The AAAA Record, (Address Record or IP Address), is very similar to an A record in that it is used to associate a domain name with the IP address of the corresponding service (i.e. a website such as www.register.com <http://www.register.com > ). However, these records are used to specify an IPv6 (Internet Protocol version 6) address record rather than an IPv4 (Internet Protocol version 4) address record as the A Record does. AAAA records are 128 bits in length and are typically represented in hexadecimal notation as such: 2001:06b0:1:00ea:0202:a5ff:fecd:13a6.
A CNAME (Canonical Name or Domain Alias) section of a zone file, is an extension to a domain name that allows the creation of derivatives of the domain name which can be pointed to the same (or any other) domain name on the Internet. An example of a Domain Alias is www.register.com points to Register.com, where "www" functions as the Domain Alias and accesses the same web site as Register.com.
The MX Record, (Mail Exchange Record), is the section of a domain name's zone file whose entries specify the mail server(s) on the Internet responsible for email distribution for a specific domain name.
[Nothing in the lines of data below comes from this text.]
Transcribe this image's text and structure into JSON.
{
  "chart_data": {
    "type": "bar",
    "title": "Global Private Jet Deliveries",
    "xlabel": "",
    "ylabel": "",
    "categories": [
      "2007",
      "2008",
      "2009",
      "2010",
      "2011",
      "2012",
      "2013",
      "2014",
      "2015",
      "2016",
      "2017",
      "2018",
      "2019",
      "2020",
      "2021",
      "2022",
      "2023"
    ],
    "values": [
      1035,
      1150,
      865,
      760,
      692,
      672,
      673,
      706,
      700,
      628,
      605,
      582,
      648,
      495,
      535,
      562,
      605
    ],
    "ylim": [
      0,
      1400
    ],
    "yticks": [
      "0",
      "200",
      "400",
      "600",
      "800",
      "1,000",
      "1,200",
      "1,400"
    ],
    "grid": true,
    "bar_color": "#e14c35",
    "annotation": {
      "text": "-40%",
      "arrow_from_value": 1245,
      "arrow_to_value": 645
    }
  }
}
Any mail sent to an email address at a domain name must be routed on the Internet through the mail servers specified in the MX Record for that domain name, in order to reach the recipient.
TXT records are used to describe an entry in a zone file. The description can be anything that fits into 255 characters or less. TXT records are often used to support Sender Policy Framework, (SPF), an authentication system for email.
SRV (service) records allow flexibility and stability to services making use of them. Like a "general use" MX record, the SRV records relate to a particular service of the domain, like FTP or SIP, rather than a specific machine the way A or C-name records do.
Several programs are starting to make use of SRV records for such purposes as FTP, telnet and security applications, and they are commonly used for newer applications such as voice over IP.
A cluster of computers can be specified for a given service, with differing priority and "weighting" assigned, so a system or server administrator can specify both the order in which the machines are queried and the proportion of requests each server would handle. This allows a slower machine to take a smaller amount of the traffic, creating a greater efficiency of the service, and in other words, balancing the traffic load.
The PTR Record (Pointer or Reverse Record) can be thought of as the opposite of an A Record. This is what allows a reverse DNS lookup, (where an IP Address is used to map, or determine what your host/domain name is).
Not every IP address has a corresponding PTR record, however they are sometimes required for diagnostic or security purposes. PTR records are added to reverse zones.